Ученики, которые успешно сдавали выпускные экзамены, автоматически допускались к вступительным экзаменам в Лондонский университет (эти последние проводились не в Лондоне, а здесь же, в Стоунихерсте: из столицы только присылали экзаменационные задания). Артура не так пугали вступительные экзамены, как выпускные – ему казалось, что большинство преподавателей по-прежнему его ненавидят и что его непременно завалят на каком-нибудь переводе с греческого. Но все обошлось, он не провалил ни одного предмета. Затем в числе четырнадцати выпускников он отправился на вступительные экзамены – результат оказался еще лучше: он получил диплом с отличием. Почему так получилось – трудно сказать; скорей всего, он просто хорошо готовился; может быть, помогло умение собраться в трудную минуту, а может, и вопросы легкие попались. Во всяком случае, приятно удивлены были все: экзаменаторы, экзаменующийся и родители.

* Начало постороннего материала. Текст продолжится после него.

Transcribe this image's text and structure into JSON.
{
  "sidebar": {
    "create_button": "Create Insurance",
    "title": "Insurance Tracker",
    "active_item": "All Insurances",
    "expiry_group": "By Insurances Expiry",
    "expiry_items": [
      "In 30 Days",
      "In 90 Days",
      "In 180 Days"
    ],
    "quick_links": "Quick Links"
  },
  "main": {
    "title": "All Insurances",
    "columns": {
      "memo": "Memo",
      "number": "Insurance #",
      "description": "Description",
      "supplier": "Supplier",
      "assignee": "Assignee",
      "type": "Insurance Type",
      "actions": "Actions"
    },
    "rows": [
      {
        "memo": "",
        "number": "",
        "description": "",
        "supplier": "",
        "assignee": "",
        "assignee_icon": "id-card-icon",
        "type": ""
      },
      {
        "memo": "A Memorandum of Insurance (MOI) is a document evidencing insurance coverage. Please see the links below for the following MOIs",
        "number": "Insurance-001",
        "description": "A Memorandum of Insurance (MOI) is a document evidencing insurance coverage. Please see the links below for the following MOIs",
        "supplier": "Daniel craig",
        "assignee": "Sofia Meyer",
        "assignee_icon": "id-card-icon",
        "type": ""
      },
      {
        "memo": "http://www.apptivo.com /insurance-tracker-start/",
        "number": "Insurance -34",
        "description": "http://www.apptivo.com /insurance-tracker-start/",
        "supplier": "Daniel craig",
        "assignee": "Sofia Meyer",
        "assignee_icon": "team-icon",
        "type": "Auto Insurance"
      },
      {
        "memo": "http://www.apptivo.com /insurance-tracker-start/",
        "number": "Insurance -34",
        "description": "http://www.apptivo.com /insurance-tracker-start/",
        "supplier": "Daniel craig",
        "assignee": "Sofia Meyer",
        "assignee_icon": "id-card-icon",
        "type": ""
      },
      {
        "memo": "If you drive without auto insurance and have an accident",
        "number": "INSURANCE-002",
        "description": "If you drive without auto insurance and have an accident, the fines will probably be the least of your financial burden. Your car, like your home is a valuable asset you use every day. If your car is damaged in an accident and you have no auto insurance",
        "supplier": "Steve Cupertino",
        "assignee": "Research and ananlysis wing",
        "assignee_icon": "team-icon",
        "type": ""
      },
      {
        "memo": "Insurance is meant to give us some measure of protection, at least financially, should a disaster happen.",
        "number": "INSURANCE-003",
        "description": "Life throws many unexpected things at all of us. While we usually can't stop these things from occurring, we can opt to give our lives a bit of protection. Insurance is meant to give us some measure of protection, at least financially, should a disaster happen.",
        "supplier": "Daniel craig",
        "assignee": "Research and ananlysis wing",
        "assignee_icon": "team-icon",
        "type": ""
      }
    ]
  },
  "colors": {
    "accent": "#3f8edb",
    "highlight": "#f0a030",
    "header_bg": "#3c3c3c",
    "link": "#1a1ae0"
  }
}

Но в университет Артур не попал. Педагоги объяснили ему, для чего он обучался немецкому – оказывается, его считали слишком юным, чтоб начать профессиональное образование, и предполагали отправить еще на год в другую иезуитскую школу, Стелла Матутина, которая находилась в городе Фельдкирх в австрийской провинции Форарльберг. Родители были согласны. Конан Дойл не говорит, был ли он сам разочарован или обрадован таким решением, возражал или нет и спрашивали ли его мнения. Скорее всего, он злился, так как от иезуитов не ждал ничего, кроме подвоха. Однако в Фельдкирхе ему неожиданно очень понравилось. Здание школы, как и Стоунихерст, напоминало средневековый замок, но не такой мрачный, и вся местность была очень живописна: крошечный, сонный городок, лежавший в долине, тысячей футов ниже уровня Альп. Все было здесь лучше: здоровый горный климат, мебель, еда, отапливаемые спальни и, к неописуемой радости ребенка, отличное австрийское пиво взамен стоунихерстского пойла. Но главное, конечно – отношение учителей. Дисциплина была строгая, но поддерживалась она убеждением, а не палкой, не было круглосуточного надзора, и в ответ на проявленную педагогами доброту Артур Дойл «сразу из возмущенного юного бунтовщика превратился в опору закона и порядка».